The phosphorescence emission spectra and lifetimes of the thiocyanate salts of K⁺, Ba²⁺, Zn²⁺, Cd²⁺, Pb²⁺, and Ag⁺ have been measured. The converse absorption process has also been detected and studied. It has been established, as a result of these studies, that the lowest‐energy excited state of the thiocyanate ion is of ${\mathrm{···(\pi )}}^3{\mathrm{(\pi *)}}^1{;}^3{\Sigma }^{+}$ nature in the linear NCS⁻ ion. The 240‐mμ transition of NCS⁻, previously assigned as a charge‐transfer‐to‐solvent (ctts) transition, has been detected in all thiocyanate salt solutions and in gaseous HNCS. This absorptive transition has been reassigned as a ${\mathrm{···(\pi )}}^3{\mathrm{(\pi *)}}^1{;}^1{\Sigma }^{-}{\mathrm{\hspace{0.17em}\leftarrow \hspace{0.17em}···(\pi )}}^4{;}^1{\Sigma }^{+}$ transition of the isolated ion.
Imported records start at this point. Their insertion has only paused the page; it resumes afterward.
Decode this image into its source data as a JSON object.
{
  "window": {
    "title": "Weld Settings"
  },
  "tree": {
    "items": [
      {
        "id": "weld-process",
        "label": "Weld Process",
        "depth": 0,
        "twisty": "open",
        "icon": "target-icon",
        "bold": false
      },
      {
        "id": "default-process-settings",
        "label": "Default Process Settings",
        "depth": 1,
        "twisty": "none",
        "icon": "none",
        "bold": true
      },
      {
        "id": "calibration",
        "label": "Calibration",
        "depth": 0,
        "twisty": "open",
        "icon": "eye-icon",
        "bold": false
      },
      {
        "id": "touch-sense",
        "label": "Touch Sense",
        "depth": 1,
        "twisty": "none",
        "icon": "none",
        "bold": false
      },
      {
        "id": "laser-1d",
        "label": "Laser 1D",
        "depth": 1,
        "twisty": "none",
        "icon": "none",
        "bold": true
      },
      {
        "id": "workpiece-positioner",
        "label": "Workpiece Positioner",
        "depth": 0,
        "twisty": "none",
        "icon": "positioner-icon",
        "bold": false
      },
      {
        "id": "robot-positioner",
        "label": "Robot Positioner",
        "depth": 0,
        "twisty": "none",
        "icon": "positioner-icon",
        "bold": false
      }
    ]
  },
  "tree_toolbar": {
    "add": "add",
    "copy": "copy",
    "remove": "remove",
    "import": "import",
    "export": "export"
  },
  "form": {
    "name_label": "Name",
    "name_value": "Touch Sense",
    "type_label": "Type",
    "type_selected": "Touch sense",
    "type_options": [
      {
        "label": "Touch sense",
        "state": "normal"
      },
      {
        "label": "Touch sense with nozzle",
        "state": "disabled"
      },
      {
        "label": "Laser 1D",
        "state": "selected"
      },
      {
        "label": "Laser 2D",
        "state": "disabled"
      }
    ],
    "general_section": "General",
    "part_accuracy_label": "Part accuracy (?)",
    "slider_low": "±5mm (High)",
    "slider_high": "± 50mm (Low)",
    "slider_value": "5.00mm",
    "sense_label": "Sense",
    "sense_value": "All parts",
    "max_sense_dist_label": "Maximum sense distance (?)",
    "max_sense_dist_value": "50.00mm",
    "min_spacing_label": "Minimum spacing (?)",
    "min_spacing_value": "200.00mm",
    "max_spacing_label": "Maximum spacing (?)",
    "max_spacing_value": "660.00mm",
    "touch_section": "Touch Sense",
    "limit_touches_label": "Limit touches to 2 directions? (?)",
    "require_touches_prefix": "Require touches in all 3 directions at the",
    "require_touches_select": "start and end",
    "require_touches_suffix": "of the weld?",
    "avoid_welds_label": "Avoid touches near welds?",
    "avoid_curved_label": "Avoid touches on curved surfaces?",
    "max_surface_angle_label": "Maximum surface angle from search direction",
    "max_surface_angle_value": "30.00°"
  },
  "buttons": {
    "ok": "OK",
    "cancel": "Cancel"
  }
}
This transition possesses some intramolecular charge‐transfer nature and should be expected to exhibit the solvent effects previously adduced as evidence for its supposed ctts nature. A third transition has been detected at 197 mμ in HNCS gas and is tentatively assigned to the transition ${\mathrm{···(\pi )}}^3{\mathrm{(\pi *)}}^1{;}^1{\mathrm{\Delta \hspace{0.17em}\leftarrow \hspace{0.17em}···(\pi )}}^4{;}^1{\Sigma }^{+}$ . A number of other topics are also broached. These are isomerism in thiocyanate salts of K⁺, Zn²⁺, Cd²⁺, and Ba²⁺; polymerization in thiocyanate salts of Ag⁺ and Pb²⁺; spin–orbit coupling in the SCN⁻ ion and the effects of associated metal ion thereon; and energy levels of the SCN⁻ ion. All conclusions drawn are based on experiment and/or computation and/or analogy with the known characteristics of some of the excited states of the isoelectronic CS₂ and CO₂ molecules.